Wesentlich wichtiger als die Schnelligkeit der geistigen Entwickelung, auf die eitle Eltern leider allzu oft zum Schaden der Kinder ein zu grosses Gewicht legen, ist die Gleichmässigkeit in der Ausbildung der verschiedenen psychischen Faktoren.
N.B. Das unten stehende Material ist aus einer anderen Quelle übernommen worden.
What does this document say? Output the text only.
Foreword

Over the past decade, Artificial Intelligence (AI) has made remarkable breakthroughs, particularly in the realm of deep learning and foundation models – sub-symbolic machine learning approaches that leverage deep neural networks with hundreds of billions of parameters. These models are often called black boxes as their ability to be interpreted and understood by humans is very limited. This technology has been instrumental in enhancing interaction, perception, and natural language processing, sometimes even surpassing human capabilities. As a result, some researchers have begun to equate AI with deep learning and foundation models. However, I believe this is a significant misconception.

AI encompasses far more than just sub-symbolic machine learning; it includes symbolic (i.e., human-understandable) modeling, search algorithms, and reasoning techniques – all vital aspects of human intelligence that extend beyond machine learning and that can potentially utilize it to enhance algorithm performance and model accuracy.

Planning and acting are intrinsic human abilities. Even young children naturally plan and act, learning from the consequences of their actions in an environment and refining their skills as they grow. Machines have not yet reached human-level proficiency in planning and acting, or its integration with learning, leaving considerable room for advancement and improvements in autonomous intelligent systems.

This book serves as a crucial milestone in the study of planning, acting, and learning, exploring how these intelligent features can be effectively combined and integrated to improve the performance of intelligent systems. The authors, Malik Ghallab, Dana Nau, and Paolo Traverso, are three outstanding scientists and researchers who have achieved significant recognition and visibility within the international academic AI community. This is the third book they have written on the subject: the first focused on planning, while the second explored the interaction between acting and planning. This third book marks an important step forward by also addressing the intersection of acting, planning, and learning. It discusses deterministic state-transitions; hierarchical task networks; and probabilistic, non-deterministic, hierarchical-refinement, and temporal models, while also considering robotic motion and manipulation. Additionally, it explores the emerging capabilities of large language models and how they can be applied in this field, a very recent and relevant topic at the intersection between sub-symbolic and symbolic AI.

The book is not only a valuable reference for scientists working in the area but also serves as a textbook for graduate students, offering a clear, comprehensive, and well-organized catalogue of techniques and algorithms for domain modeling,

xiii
Wie wir gesehen haben, handelt es sich bei der psychischen Entartung nicht immer um eine allgemeine Verringerung des Entwickelungsgrades, sondern meist um einen Mangel der richtigen Proportion der verschiedenen psychischen Elemente, um eine Störung des inneren Gleichgewichts.

Das richtige Verhältnis der Triebe zu dem sie hemmenden Intellekt, das Gleichgewicht zwischen dem Verstandesund Gefühlsleben, zwischen dem Willen, der Aufmerksamkeit und der unbewussten Hirnthätigkeit, der Phantasie, ein zu den übrigen Geistesfunktionen im Einklang stehendes Auffassungsvermögen und Gedächtnis, eine dementsprechende Associationsthätigkeit, alles dies sind Bedingungen für eine gesunde geistige Thätigkeit.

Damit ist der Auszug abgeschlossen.